Core Viewpoint - The article discusses a groundbreaking study revealing a new physiological phenomenon where the central nervous system regulates intestinal nutrient absorption, particularly fat, through the vagus nerve, with implications for obesity and metabolic disease treatment [6][10]. Group 1: Research Findings - The study identifies that the dorsal motor nucleus of the vagus nerve (DMV) can directly influence fat absorption in the intestines, which was previously unexplored [6][10]. - Researchers found that inhibiting Phox2b DMV neurons in mice on a high-fat diet led to significant weight loss and reduced fat absorption, indicating a direct link between brain activity and gut fat processing [7][9]. - The study highlights the role of the herbal compound puerarin in reducing neuronal activity in the DMV, promoting fat excretion and aiding weight loss [8][10]. Group 2: Mechanism of Action - Puerarin was shown to enhance chloride ion influx through the GABA A receptor (GABRA1), which is specifically expressed in Phox2b neurons of the DMV, suggesting it acts as a positive allosteric modulator [8][9]. - The research confirmed that the GABRA1 receptor mediates the fat-excreting effects of puerarin, as mice lacking this receptor did not respond to the compound [9][10]. Group 3: Implications for Treatment - The findings open new avenues for drug development targeting the central regulation of gut fat absorption, potentially leading to innovative treatments for obesity and metabolic disorders [10]. - The study integrates advanced techniques across neuroscience, digestion, and metabolism, indicating a multidisciplinary approach to understanding and treating obesity [10].

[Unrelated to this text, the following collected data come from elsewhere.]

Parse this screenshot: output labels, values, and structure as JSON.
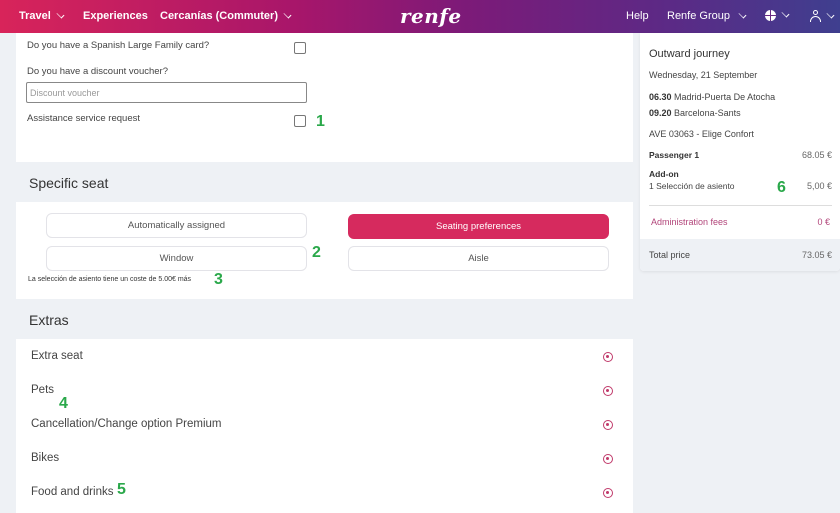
{
  "topbar": {
    "nav": [
      {
        "label": "Travel",
        "has_dropdown": true
      },
      {
        "label": "Experiences",
        "has_dropdown": false
      },
      {
        "label": "Cercanías (Commuter)",
        "has_dropdown": true
      }
    ],
    "logo": "renfe",
    "help": "Help",
    "group": "Renfe Group",
    "language_icon": "globe-icon",
    "user_icon": "user-icon"
  },
  "discounts": {
    "large_family_label": "Do you have a Spanish Large Family card?",
    "voucher_label": "Do you have a discount voucher?",
    "voucher_placeholder": "Discount voucher",
    "voucher_value": "",
    "assistance_label": "Assistance service request",
    "large_family_checked": false,
    "assistance_checked": false
  },
  "seat": {
    "heading": "Specific seat",
    "options": [
      {
        "label": "Automatically assigned",
        "selected": false
      },
      {
        "label": "Seating preferences",
        "selected": true
      },
      {
        "label": "Window",
        "selected": false
      },
      {
        "label": "Aisle",
        "selected": false
      }
    ],
    "note": "La selección de asiento tiene un coste de 5.00€ más"
  },
  "extras": {
    "heading": "Extras",
    "items": [
      {
        "label": "Extra seat",
        "icon": "add-circle-icon"
      },
      {
        "label": "Pets",
        "icon": "add-circle-icon"
      },
      {
        "label": "Cancellation/Change option Premium",
        "icon": "add-circle-icon"
      },
      {
        "label": "Bikes",
        "icon": "add-circle-icon"
      },
      {
        "label": "Food and drinks",
        "icon": "add-circle-icon"
      }
    ]
  },
  "annotations": [
    "1",
    "2",
    "3",
    "4",
    "5",
    "6"
  ],
  "summary": {
    "title": "Outward journey",
    "date": "Wednesday, 21 September",
    "departure_time": "06.30",
    "departure_station": "Madrid-Puerta De Atocha",
    "arrival_time": "09.20",
    "arrival_station": "Barcelona-Sants",
    "train": "AVE 03063 - Elige Confort",
    "passenger_label": "Passenger 1",
    "passenger_price": "68.05 €",
    "addon_label": "Add-on",
    "addon_item": "1 Selección de asiento",
    "addon_price": "5,00 €",
    "fees_label": "Administration fees",
    "fees_price": "0 €",
    "total_label": "Total price",
    "total_price": "73.05 €"
  },
  "colors": {
    "accent": "#d62a5e",
    "annotation": "#2aa84a",
    "fees": "#b2457a"
  }
}
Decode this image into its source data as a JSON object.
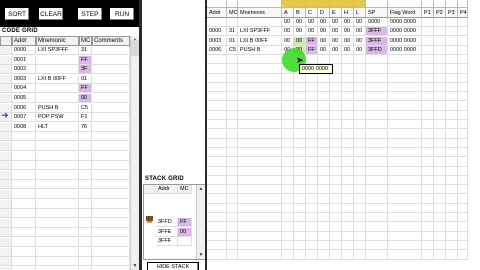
{
  "toolbar": {
    "sort_label": "SORT",
    "clear_label": "CLEAR",
    "step_label": "STEP",
    "run_label": "RUN"
  },
  "code_grid": {
    "title": "CODE GRID",
    "columns": [
      "Addr",
      "Mnemonic",
      "MC",
      "Comments"
    ],
    "rows": [
      {
        "addr": "0000",
        "mnemonic": "LXI SP3FFF",
        "mc": "31"
      },
      {
        "addr": "0001",
        "mnemonic": "",
        "mc": "FF"
      },
      {
        "addr": "0002",
        "mnemonic": "",
        "mc": "3F"
      },
      {
        "addr": "0003",
        "mnemonic": "LXI B 00FF",
        "mc": "01"
      },
      {
        "addr": "0004",
        "mnemonic": "",
        "mc": "FF"
      },
      {
        "addr": "0005",
        "mnemonic": "",
        "mc": "00"
      },
      {
        "addr": "0006",
        "mnemonic": "PUSH B",
        "mc": "C5"
      },
      {
        "addr": "0007",
        "mnemonic": "POP PSW",
        "mc": "F1"
      },
      {
        "addr": "0008",
        "mnemonic": "HLT",
        "mc": "76"
      }
    ]
  },
  "register_grid": {
    "columns": [
      "Addr",
      "MC",
      "Mnemonic",
      "A",
      "B",
      "C",
      "D",
      "E",
      "H",
      "L",
      "SP",
      "Flag Word",
      "P1",
      "P2",
      "P3",
      "P4"
    ],
    "rows": [
      {
        "addr": "",
        "mc": "",
        "mnemonic": "",
        "a": "00",
        "b": "00",
        "c": "00",
        "d": "00",
        "e": "00",
        "h": "00",
        "l": "00",
        "sp": "0000",
        "flag": "0000 0000"
      },
      {
        "addr": "0000",
        "mc": "31",
        "mnemonic": "LXI SP3FFF",
        "a": "00",
        "b": "00",
        "c": "00",
        "d": "00",
        "e": "00",
        "h": "00",
        "l": "00",
        "sp": "3FFF",
        "flag": "0000 0000"
      },
      {
        "addr": "0003",
        "mc": "01",
        "mnemonic": "LXI B 00FF",
        "a": "00",
        "b": "00",
        "c": "FF",
        "d": "00",
        "e": "00",
        "h": "00",
        "l": "00",
        "sp": "3FFF",
        "flag": "0000 0000"
      },
      {
        "addr": "0006",
        "mc": "C5",
        "mnemonic": "PUSH B",
        "a": "00",
        "b": "00",
        "c": "FF",
        "d": "00",
        "e": "00",
        "h": "00",
        "l": "00",
        "sp": "3FFD",
        "flag": "0000 0000"
      }
    ],
    "tooltip": "0000 0000"
  },
  "stack_grid": {
    "title": "STACK GRID",
    "columns": [
      "Addr",
      "MC"
    ],
    "rows": [
      {
        "addr": "3FFD",
        "mc": "FF"
      },
      {
        "addr": "3FFE",
        "mc": "00"
      },
      {
        "addr": "3FFF",
        "mc": ""
      }
    ],
    "hide_label": "HIDE STACK"
  },
  "icons": {
    "current_line_pointer": "arrow-right-icon",
    "stack_pointer": "stack-pointer-icon",
    "mouse_cursor": "cursor-icon"
  },
  "colors": {
    "highlight_purple": "#d9b8e8",
    "highlight_green": "#cfe8b0",
    "cursor_green": "#3cdc28",
    "pointer_blue": "#1d3ecf"
  }
}
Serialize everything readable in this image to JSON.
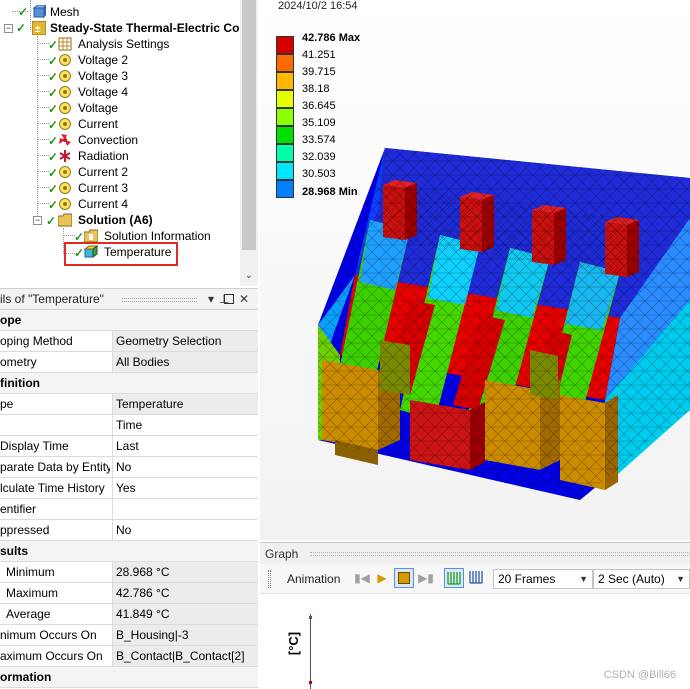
{
  "tree": {
    "items": [
      {
        "label": "Mesh",
        "icon": "mesh-icon"
      },
      {
        "label": "Steady-State Thermal-Electric Co",
        "icon": "analysis-icon"
      },
      {
        "label": "Analysis Settings",
        "icon": "settings-icon"
      },
      {
        "label": "Voltage 2",
        "icon": "voltage-icon"
      },
      {
        "label": "Voltage 3",
        "icon": "voltage-icon"
      },
      {
        "label": "Voltage 4",
        "icon": "voltage-icon"
      },
      {
        "label": "Voltage",
        "icon": "voltage-icon"
      },
      {
        "label": "Current",
        "icon": "current-icon"
      },
      {
        "label": "Convection",
        "icon": "convection-icon"
      },
      {
        "label": "Radiation",
        "icon": "radiation-icon"
      },
      {
        "label": "Current 2",
        "icon": "current-icon"
      },
      {
        "label": "Current 3",
        "icon": "current-icon"
      },
      {
        "label": "Current 4",
        "icon": "current-icon"
      },
      {
        "label": "Solution (A6)",
        "icon": "solution-icon"
      },
      {
        "label": "Solution Information",
        "icon": "solution-info-icon"
      },
      {
        "label": "Temperature",
        "icon": "temperature-icon"
      }
    ]
  },
  "details": {
    "title": "ils of \"Temperature\"",
    "rows": [
      {
        "type": "section",
        "label": "ope"
      },
      {
        "label": "oping Method",
        "value": "Geometry Selection"
      },
      {
        "label": "ometry",
        "value": "All Bodies"
      },
      {
        "type": "section",
        "label": "finition"
      },
      {
        "label": "pe",
        "value": "Temperature"
      },
      {
        "label": "",
        "value": "Time"
      },
      {
        "label": "Display Time",
        "value": "Last"
      },
      {
        "label": "parate Data by Entity",
        "value": "No"
      },
      {
        "label": "lculate Time History",
        "value": "Yes"
      },
      {
        "label": "entifier",
        "value": ""
      },
      {
        "label": "ppressed",
        "value": "No"
      },
      {
        "type": "section",
        "label": "sults"
      },
      {
        "label": "Minimum",
        "value": "28.968 °C"
      },
      {
        "label": "Maximum",
        "value": "42.786 °C"
      },
      {
        "label": "Average",
        "value": "41.849 °C"
      },
      {
        "label": "nimum Occurs On",
        "value": "B_Housing|-3"
      },
      {
        "label": "aximum Occurs On",
        "value": "B_Contact|B_Contact[2]"
      },
      {
        "type": "section",
        "label": "ormation"
      }
    ]
  },
  "viewport": {
    "timestamp": "2024/10/2 16:54",
    "legend": [
      {
        "value": "42.786 Max",
        "color": "#d40000",
        "bold": true
      },
      {
        "value": "41.251",
        "color": "#ff6a00"
      },
      {
        "value": "39.715",
        "color": "#ffb700"
      },
      {
        "value": "38.18",
        "color": "#e6ff00"
      },
      {
        "value": "36.645",
        "color": "#8cff00"
      },
      {
        "value": "35.109",
        "color": "#00e000"
      },
      {
        "value": "33.574",
        "color": "#00ffa8"
      },
      {
        "value": "32.039",
        "color": "#00e6ff"
      },
      {
        "value": "30.503",
        "color": "#0080ff"
      },
      {
        "value": "28.968 Min",
        "color": "#0000ff",
        "bold": true
      }
    ]
  },
  "graph": {
    "title": "Graph",
    "animation_label": "Animation",
    "frames": "20 Frames",
    "duration": "2 Sec (Auto)",
    "ylabel": "[°C]",
    "watermark": "CSDN @Bill66"
  }
}
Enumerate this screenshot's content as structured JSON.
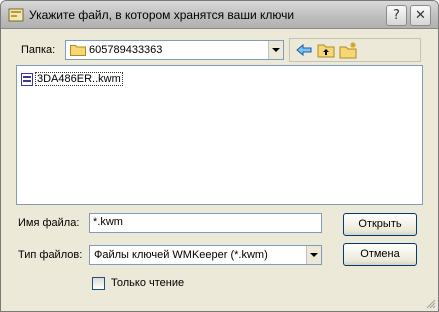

Core Viewpoint - The article discusses the rising trend of overweight and obesity among children and adolescents in China, highlighting the shift from past concerns of malnutrition to current issues of excessive weight gain and its implications for health [3][4][7]. Group 1: Trends in Child and Adolescent Weight - From 1992 to 2020, the average height and weight of children aged 6-17 in China have increased, with boys gaining an average of 1.4 kg and 1.6 cm in height from 2010-2013 to 2015-2017, while girls gained 0.6 kg and 1 cm [4]. - The obesity rates among boys aged 6-17 reached 10% from 2015-2017, which is 4.4 percentage points higher than that of girls [7][12]. - The prevalence of overweight and obesity in children aged 6-17 was reported at 11.1% and 7.9%, respectively, compared to 6.8% and 3.6% in children under 6 [7][12]. Group 2: Regional Disparities in Overweight Rates - Hunan, Hong Kong, and Macau have the highest rates of overweight preschool children, with Hunan's rate increasing from 27.8% in 2000 to 32.8% in 2019, and predictions suggest it could reach 40.6% by 2030 [13][17]. - The article notes that dietary habits, particularly the preference for rich and oily foods in Hunan, may contribute to the rising overweight rates [17][22]. Group 3: Influencing Factors - Parental attitudes towards weight, where having a bit of extra weight is often seen as a sign of health, contribute to the normalization of overweight among children [12][23]. - The article emphasizes that children born to overweight parents are more than three times likely to be overweight themselves, indicating a genetic and environmental influence on weight [23][29]. Group 4: Health Implications - Overweight children face significantly higher risks of developing chronic diseases, with studies indicating that obese children are 26.1 times more likely to suffer from non-alcoholic fatty liver disease compared to their normal-weight peers [29][32]. - The article highlights the long-term consequences of childhood obesity, suggesting that early weight issues can lead to lifelong health challenges [32].